The next question presented is whether the State created this dangerous condition which would constitute actual notice. (
Lewis v Metropolitan Transp. Auth., 99 AD2d 246, 249, affd 64 NY2d 670). The undisputed evidence at trial established that the State constructed this ramp in 1979. Consequently, the court finds that the State had actual notice of this dangerous condition and, as such, need not reach the issue of constructive notice. (Stanton v Hexam Gardens Constr. Co., 144 AD2d 132, 133). Finally, based upon the credible evidence submitted at trial there can be no dispute but that this dangerous condition was a proximate cause of claimant's fall and alleged injuries.

Next, in the event of a liability finding in favor of claimant, the State argues that claimant bear some responsibility for his own injuries since a person is bound to see that by which the proper use of the senses should have been seen. (
MacDonald v City of Schenectady, 308 AD2d 125; Avila v Mellen, 131 AD2d 408). Here, claimant conceded on cross-examination that he was familiar with the ramp and the layout of the property room. In fact, claimant testified that he had worked for Satellite at the Oneonta Job Corps on two separate occasions in the Facility. Claimant first worked at the Oneonta Job Corps between 1991 or 1992 for approximately seven years at this Facility as a property residential advisor for dormitories, working in the same main building but a separate location than the property room. Claimant left the Oneonta Job Corps and returned again sometime in 1999, again working as a residential advisor, during which time he indicated he would go to the property room about once a week to get supplies. Several months thereafter, however, claimant became a property clerk working in the property room. Between 1999 and the date of this accident, approximately one and a half years, claimant testified that 90% of his time was spent in the property room, the location of this accident.

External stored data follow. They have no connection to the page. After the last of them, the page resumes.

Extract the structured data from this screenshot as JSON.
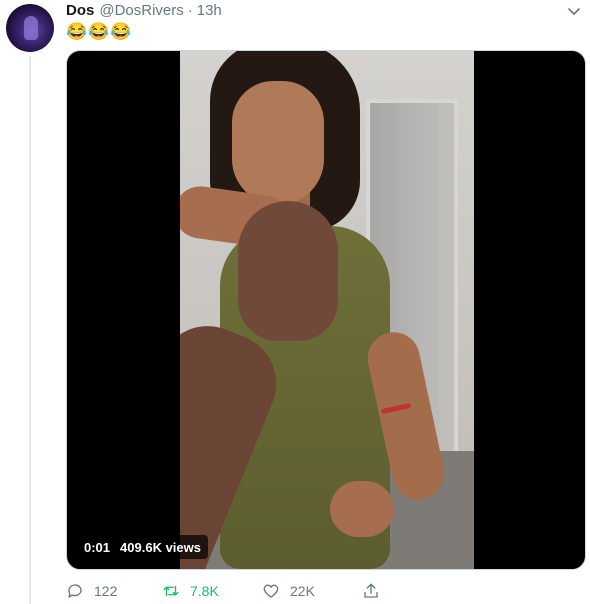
{
  "tweet": {
    "author_name": "Dos",
    "handle": "@DosRivers",
    "separator": "·",
    "time": "13h",
    "text": "😂😂😂"
  },
  "media": {
    "current_time": "0:01",
    "views": "409.6K views"
  },
  "actions": {
    "replies": "122",
    "retweets": "7.8K",
    "likes": "22K"
  },
  "colors": {
    "retweet_active": "#17bf63",
    "secondary_text": "#657786"
  }
}
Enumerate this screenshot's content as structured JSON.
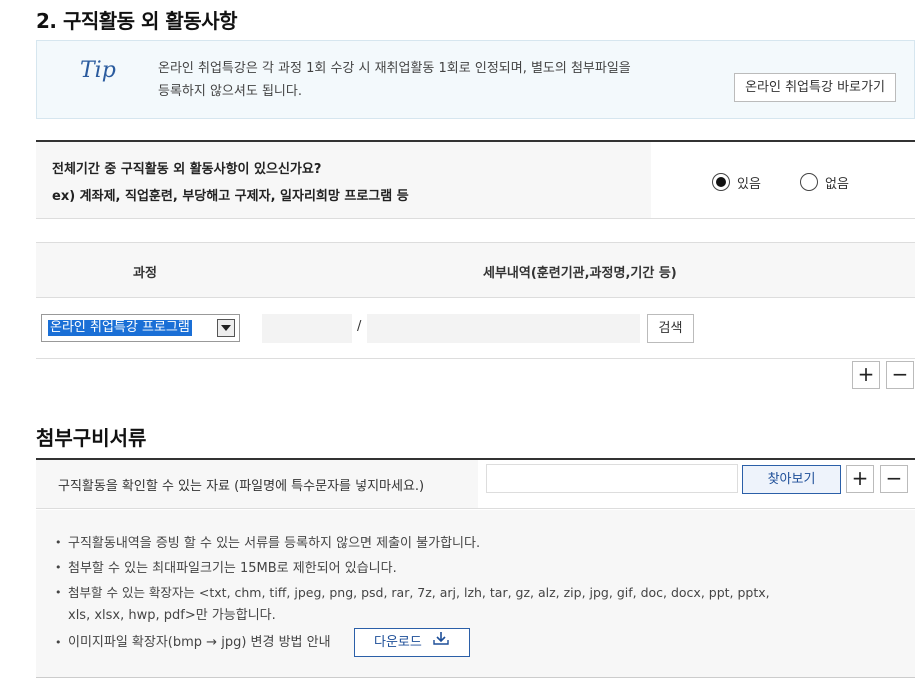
{
  "section1": {
    "title": "2. 구직활동 외 활동사항",
    "tip": {
      "logo": "Tip",
      "line1": "온라인 취업특강은 각 과정 1회 수강 시 재취업활동 1회로 인정되며, 별도의 첨부파일을",
      "line2": "등록하지 않으셔도 됩니다.",
      "button": "온라인 취업특강 바로가기"
    },
    "question": {
      "line1": "전체기간 중 구직활동 외 활동사항이 있으신가요?",
      "line2": "ex) 계좌제, 직업훈련, 부당해고 구제자, 일자리희망 프로그램 등",
      "options": [
        {
          "label": "있음",
          "selected": true
        },
        {
          "label": "없음",
          "selected": false
        }
      ]
    },
    "table": {
      "headers": [
        "과정",
        "세부내역(훈련기관,과정명,기간 등)"
      ],
      "row": {
        "course_selected": "온라인 취업특강 프로그램",
        "slash": "/",
        "search_button": "검색"
      }
    },
    "add_label": "+",
    "remove_label": "−"
  },
  "section2": {
    "title": "첨부구비서류",
    "attach_label": "구직활동을 확인할 수 있는 자료 (파일명에 특수문자를 넣지마세요.)",
    "browse_button": "찾아보기",
    "add_label": "+",
    "remove_label": "−",
    "notes": [
      "구직활동내역을 증빙 할 수 있는 서류를 등록하지 않으면 제출이 불가합니다.",
      "첨부할 수 있는 최대파일크기는 15MB로 제한되어 있습니다.",
      "첨부할 수 있는 확장자는 <txt, chm, tiff, jpeg, png, psd, rar, 7z, arj, lzh, tar, gz, alz, zip, jpg, gif, doc, docx, ppt, pptx,",
      "xls, xlsx, hwp, pdf>만 가능합니다.",
      "이미지파일 확장자(bmp → jpg) 변경 방법 안내"
    ],
    "download_button": "다운로드"
  }
}
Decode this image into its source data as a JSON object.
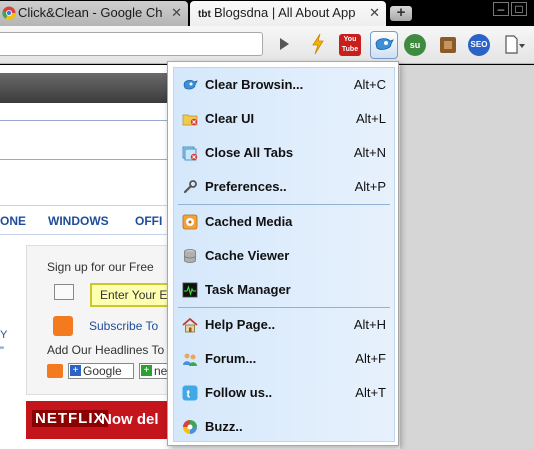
{
  "tabs": [
    {
      "title": "Click&Clean - Google Ch",
      "close": "✕"
    },
    {
      "title": "Blogsdna | All About App",
      "close": "✕"
    }
  ],
  "new_tab_label": "+",
  "window_controls": {
    "minimize": "–",
    "maximize": "□"
  },
  "toolbar": {
    "youtube_label": "You Tube",
    "stumble_label": "su",
    "seo_label": "SEO"
  },
  "page": {
    "nav": [
      "ONE",
      "WINDOWS",
      "OFFI"
    ],
    "signup_text": "Sign up for our Free",
    "email_placeholder": "Enter Your E",
    "subscribe_text": "Subscribe To",
    "headlines_text": "Add Our Headlines To",
    "google_badge": "Google",
    "new_badge": "ne",
    "netflix_logo": "NETFLIX",
    "netflix_text": "Now del",
    "side_marks": [
      "Y",
      "\""
    ]
  },
  "menu": {
    "groups": [
      [
        {
          "label": "Clear Browsin...",
          "shortcut": "Alt+C",
          "icon": "click-clean-icon"
        },
        {
          "label": "Clear UI",
          "shortcut": "Alt+L",
          "icon": "folder-clear-icon"
        },
        {
          "label": "Close All Tabs",
          "shortcut": "Alt+N",
          "icon": "close-tabs-icon"
        },
        {
          "label": "Preferences..",
          "shortcut": "Alt+P",
          "icon": "wrench-icon"
        }
      ],
      [
        {
          "label": "Cached Media",
          "shortcut": "",
          "icon": "media-icon"
        },
        {
          "label": "Cache Viewer",
          "shortcut": "",
          "icon": "database-icon"
        },
        {
          "label": "Task Manager",
          "shortcut": "",
          "icon": "task-manager-icon"
        }
      ],
      [
        {
          "label": "Help Page..",
          "shortcut": "Alt+H",
          "icon": "home-icon"
        },
        {
          "label": "Forum...",
          "shortcut": "Alt+F",
          "icon": "people-icon"
        },
        {
          "label": "Follow us..",
          "shortcut": "Alt+T",
          "icon": "twitter-icon"
        },
        {
          "label": "Buzz..",
          "shortcut": "",
          "icon": "buzz-icon"
        }
      ]
    ]
  },
  "colors": {
    "menu_bg": "#d5e8fb",
    "separator": "#8fb2d6",
    "link_blue": "#1f4d9a",
    "netflix_red": "#c4151c"
  }
}
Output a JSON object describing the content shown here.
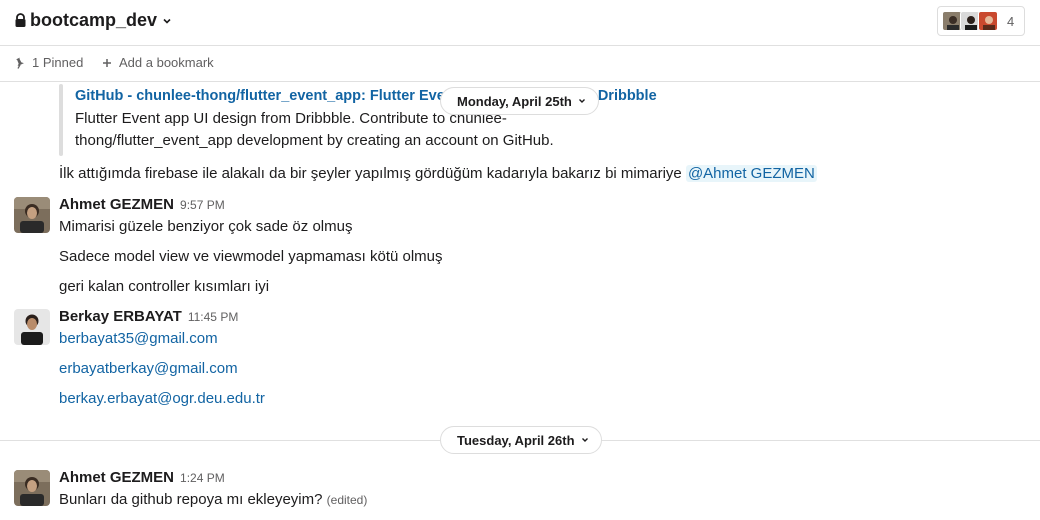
{
  "channel": {
    "name": "bootcamp_dev",
    "member_count": "4"
  },
  "bookmarks": {
    "pinned": "1 Pinned",
    "add": "Add a bookmark"
  },
  "attachment": {
    "title": "GitHub - chunlee-thong/flutter_event_app: Flutter Event app UI design from Dribbble",
    "description": "Flutter Event app UI design from Dribbble. Contribute to chunlee-thong/flutter_event_app development by creating an account on GitHub."
  },
  "messages_prev": {
    "text": "İlk attığımda firebase ile alakalı da bir şeyler yapılmış gördüğüm kadarıyla bakarız bi mimariye",
    "mention": "@Ahmet GEZMEN"
  },
  "dates": {
    "first": "Monday, April 25th",
    "second": "Tuesday, April 26th"
  },
  "msg1": {
    "user": "Ahmet GEZMEN",
    "time": "9:57 PM",
    "lines": [
      "Mimarisi güzele benziyor çok sade öz olmuş",
      "Sadece model view ve viewmodel yapmaması kötü olmuş",
      "geri kalan controller kısımları iyi"
    ]
  },
  "msg2": {
    "user": "Berkay ERBAYAT",
    "time": "11:45 PM",
    "lines": [
      "berbayat35@gmail.com",
      "erbayatberkay@gmail.com",
      "berkay.erbayat@ogr.deu.edu.tr"
    ]
  },
  "msg3": {
    "user": "Ahmet GEZMEN",
    "time": "1:24 PM",
    "text": "Bunları da github repoya mı ekleyeyim?",
    "edited": "(edited)"
  },
  "colors": {
    "link": "#1264a3",
    "mention_bg": "#e8f5fa",
    "text": "#1d1c1d",
    "muted": "#616061",
    "border": "#dddddd"
  }
}
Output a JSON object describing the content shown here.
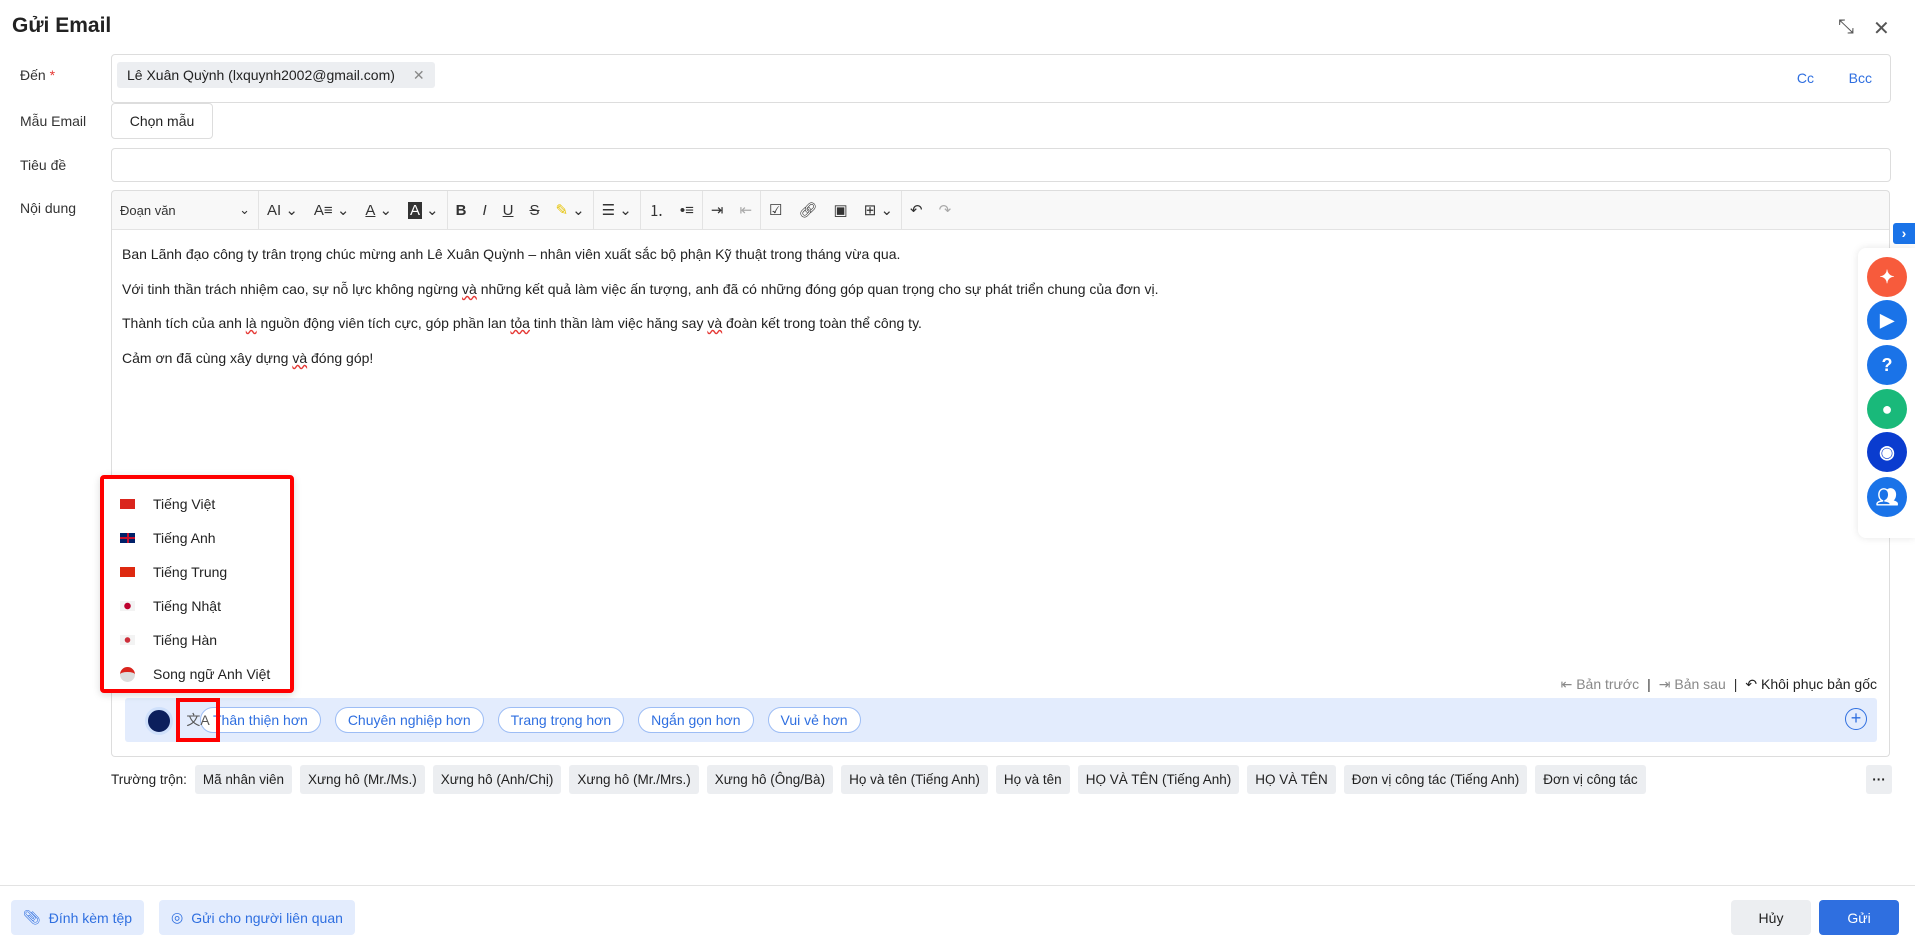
{
  "header": {
    "title": "Gửi Email"
  },
  "form": {
    "to_label": "Đến",
    "required_mark": "*",
    "recipient": "Lê Xuân Quỳnh (lxquynh2002@gmail.com)",
    "cc": "Cc",
    "bcc": "Bcc",
    "template_label": "Mẫu Email",
    "template_button": "Chọn mẫu",
    "subject_label": "Tiêu đề",
    "subject_value": "",
    "content_label": "Nội dung"
  },
  "toolbar": {
    "paragraph_style": "Đoạn văn"
  },
  "content": {
    "p1": "Ban Lãnh đạo công ty trân trọng chúc mừng anh Lê Xuân Quỳnh – nhân viên xuất sắc bộ phận Kỹ thuật trong tháng vừa qua.",
    "p2a": "Với tinh thần trách nhiệm cao, sự nỗ lực không ngừng ",
    "p2b": "và",
    "p2c": " những kết quả làm việc ấn tượng, anh đã có những đóng góp quan trọng cho sự phát triển chung của đơn vị.",
    "p3a": "Thành tích của anh ",
    "p3b": "là",
    "p3c": " nguồn động viên tích cực, góp phần lan ",
    "p3d": "tỏa",
    "p3e": " tinh thần làm việc hăng say ",
    "p3f": "và",
    "p3g": " đoàn kết trong toàn thể công ty.",
    "p4a": "Cảm ơn đã cùng xây dựng ",
    "p4b": "và",
    "p4c": " đóng góp!"
  },
  "language_menu": [
    {
      "label": "Tiếng Việt",
      "flag": "vn"
    },
    {
      "label": "Tiếng Anh",
      "flag": "gb"
    },
    {
      "label": "Tiếng Trung",
      "flag": "cn"
    },
    {
      "label": "Tiếng Nhật",
      "flag": "jp"
    },
    {
      "label": "Tiếng Hàn",
      "flag": "kr"
    },
    {
      "label": "Song ngữ Anh Việt",
      "flag": "bilingual"
    }
  ],
  "history": {
    "prev": "Bản trước",
    "next": "Bản sau",
    "restore": "Khôi phục bản gốc"
  },
  "ai_tones": [
    "Thân thiện hơn",
    "Chuyên nghiệp hơn",
    "Trang trọng hơn",
    "Ngắn gọn hơn",
    "Vui vẻ hơn"
  ],
  "merge": {
    "label": "Trường trộn:",
    "fields": [
      "Mã nhân viên",
      "Xưng hô (Mr./Ms.)",
      "Xưng hô (Anh/Chị)",
      "Xưng hô (Mr./Mrs.)",
      "Xưng hô (Ông/Bà)",
      "Họ và tên (Tiếng Anh)",
      "Họ và tên",
      "HỌ VÀ TÊN (Tiếng Anh)",
      "HỌ VÀ TÊN",
      "Đơn vị công tác (Tiếng Anh)",
      "Đơn vị công tác"
    ]
  },
  "footer": {
    "attach": "Đính kèm tệp",
    "send_related": "Gửi cho người liên quan",
    "cancel": "Hủy",
    "send": "Gửi"
  },
  "colors": {
    "primary": "#2f6fe0",
    "highlight": "#ff0000"
  }
}
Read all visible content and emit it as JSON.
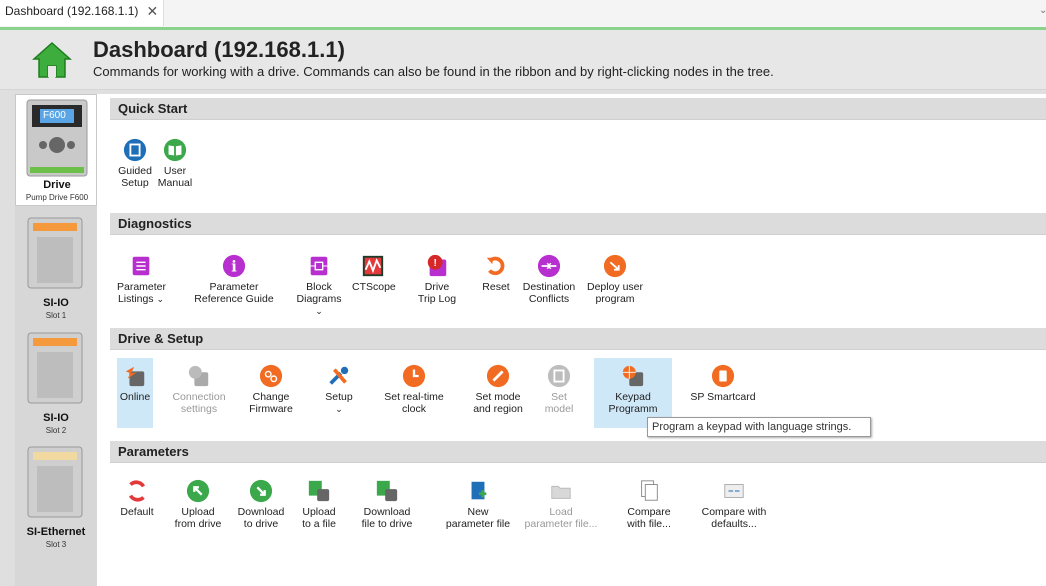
{
  "tab": {
    "label": "Dashboard (192.168.1.1)",
    "close": "✕"
  },
  "header": {
    "title": "Dashboard (192.168.1.1)",
    "subtitle": "Commands for working with a drive. Commands can also be found in the ribbon and by right-clicking nodes in the tree."
  },
  "nodes": [
    {
      "screen": "F600",
      "name": "Drive",
      "sub": "Pump Drive F600"
    },
    {
      "name": "SI-IO",
      "sub": "Slot 1"
    },
    {
      "name": "SI-IO",
      "sub": "Slot 2"
    },
    {
      "name": "SI-Ethernet",
      "sub": "Slot 3"
    }
  ],
  "sections": {
    "quick": "Quick Start",
    "diag": "Diagnostics",
    "drive": "Drive & Setup",
    "params": "Parameters"
  },
  "quick": {
    "guided": [
      "Guided",
      "Setup"
    ],
    "manual": [
      "User",
      "Manual"
    ]
  },
  "diag": {
    "param_listings": [
      "Parameter",
      "Listings"
    ],
    "param_ref": [
      "Parameter",
      "Reference Guide"
    ],
    "block": [
      "Block",
      "Diagrams"
    ],
    "ctscope": "CTScope",
    "trip": [
      "Drive",
      "Trip Log"
    ],
    "reset": "Reset",
    "dest": [
      "Destination",
      "Conflicts"
    ],
    "deploy": [
      "Deploy user",
      "program"
    ]
  },
  "drive": {
    "online": "Online",
    "conn": [
      "Connection",
      "settings"
    ],
    "firmware": [
      "Change",
      "Firmware"
    ],
    "setup": "Setup",
    "clock": [
      "Set real-time",
      "clock"
    ],
    "mode": [
      "Set mode",
      "and region"
    ],
    "model": [
      "Set",
      "model"
    ],
    "keypad": [
      "Keypad",
      "Programm"
    ],
    "sp": "SP Smartcard"
  },
  "params": {
    "default": "Default",
    "upload": [
      "Upload",
      "from drive"
    ],
    "download": [
      "Download",
      "to drive"
    ],
    "upfile": [
      "Upload",
      "to a file"
    ],
    "downfile": [
      "Download",
      "file to drive"
    ],
    "newfile": [
      "New",
      "parameter file"
    ],
    "loadfile": [
      "Load",
      "parameter file..."
    ],
    "compare": [
      "Compare",
      "with file..."
    ],
    "compdef": [
      "Compare with",
      "defaults..."
    ]
  },
  "tooltip": "Program a keypad with language strings.",
  "chevron": "⌄",
  "colors": {
    "accent_green": "#4caf50",
    "blue": "#1e6fb8",
    "orange": "#f26b22",
    "purple": "#b82fcf",
    "red": "#e23a3a"
  }
}
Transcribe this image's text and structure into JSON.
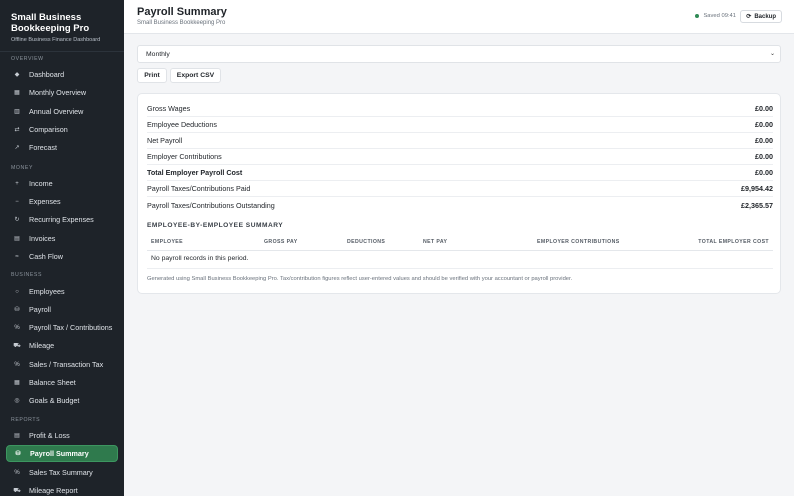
{
  "brand": {
    "title": "Small Business Bookkeeping Pro",
    "subtitle": "Offline Business Finance Dashboard"
  },
  "sidebar": {
    "sections": [
      {
        "label": "OVERVIEW",
        "items": [
          {
            "label": "Dashboard",
            "icon": "diamond-icon"
          },
          {
            "label": "Monthly Overview",
            "icon": "calendar-icon"
          },
          {
            "label": "Annual Overview",
            "icon": "chart-icon"
          },
          {
            "label": "Comparison",
            "icon": "swap-icon"
          },
          {
            "label": "Forecast",
            "icon": "trend-icon"
          }
        ]
      },
      {
        "label": "MONEY",
        "items": [
          {
            "label": "Income",
            "icon": "plus-icon"
          },
          {
            "label": "Expenses",
            "icon": "minus-icon"
          },
          {
            "label": "Recurring Expenses",
            "icon": "repeat-icon"
          },
          {
            "label": "Invoices",
            "icon": "invoice-icon"
          },
          {
            "label": "Cash Flow",
            "icon": "flow-icon"
          }
        ]
      },
      {
        "label": "BUSINESS",
        "items": [
          {
            "label": "Employees",
            "icon": "person-icon"
          },
          {
            "label": "Payroll",
            "icon": "wallet-icon"
          },
          {
            "label": "Payroll Tax / Contributions",
            "icon": "percent-icon"
          },
          {
            "label": "Mileage",
            "icon": "car-icon"
          },
          {
            "label": "Sales / Transaction Tax",
            "icon": "percent-icon"
          },
          {
            "label": "Balance Sheet",
            "icon": "sheet-icon"
          },
          {
            "label": "Goals & Budget",
            "icon": "target-icon"
          }
        ]
      },
      {
        "label": "REPORTS",
        "items": [
          {
            "label": "Profit & Loss",
            "icon": "report-icon"
          },
          {
            "label": "Payroll Summary",
            "icon": "wallet-icon",
            "active": true
          },
          {
            "label": "Sales Tax Summary",
            "icon": "percent-icon"
          },
          {
            "label": "Mileage Report",
            "icon": "car-icon"
          }
        ]
      }
    ]
  },
  "header": {
    "title": "Payroll Summary",
    "subtitle": "Small Business Bookkeeping Pro",
    "saved_status": "Saved 09:41",
    "backup_label": "Backup",
    "backup_icon": "refresh-icon"
  },
  "controls": {
    "period_value": "Monthly",
    "print_label": "Print",
    "export_label": "Export CSV"
  },
  "summary": {
    "rows": [
      {
        "label": "Gross Wages",
        "value": "£0.00"
      },
      {
        "label": "Employee Deductions",
        "value": "£0.00"
      },
      {
        "label": "Net Payroll",
        "value": "£0.00"
      },
      {
        "label": "Employer Contributions",
        "value": "£0.00"
      },
      {
        "label": "Total Employer Payroll Cost",
        "value": "£0.00",
        "bold": true
      },
      {
        "label": "Payroll Taxes/Contributions Paid",
        "value": "£9,954.42"
      },
      {
        "label": "Payroll Taxes/Contributions Outstanding",
        "value": "£2,365.57"
      }
    ],
    "employee_section_title": "EMPLOYEE-BY-EMPLOYEE SUMMARY",
    "columns": [
      "EMPLOYEE",
      "GROSS PAY",
      "DEDUCTIONS",
      "NET PAY",
      "EMPLOYER CONTRIBUTIONS",
      "TOTAL EMPLOYER COST"
    ],
    "empty_message": "No payroll records in this period.",
    "footnote": "Generated using Small Business Bookkeeping Pro. Tax/contribution figures reflect user-entered values and should be verified with your accountant or payroll provider."
  },
  "colors": {
    "sidebar_bg": "#1e2329",
    "accent": "#2f7a4d",
    "saved_dot": "#2f8a55"
  }
}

In view of the foregoing, the court finds liability should be apportioned 70% to the State and 30% to claimant for the injuries, if any, claimant sustained as a result the accident of February 6, 2001.

All motions on which the court previously reserved or which not previously determined at trial, are hereby denied.

The court will set this matter down for trial on the issue of damages as soon as practicable.


August 24, 2005
Binghamton, New York

Judge of the Court of Claims

[1]Unless otherwise indicated, all quotations are from the court's trial notes.
[2]Claimant testified that he recalled the tape was not in as good condition as shown on a photograph admitted into evidence as claimant's Exhibit 9.
[3]The 1984 State Code was in effect from January 1, 1984 to January 1, 2003.
[4]Ms. Watson stated her employer was ITT from 1988 until 1997/1998, Satellite from 1998 to early 2001, then KRA Desi from March 1, 2001 to the time of trial.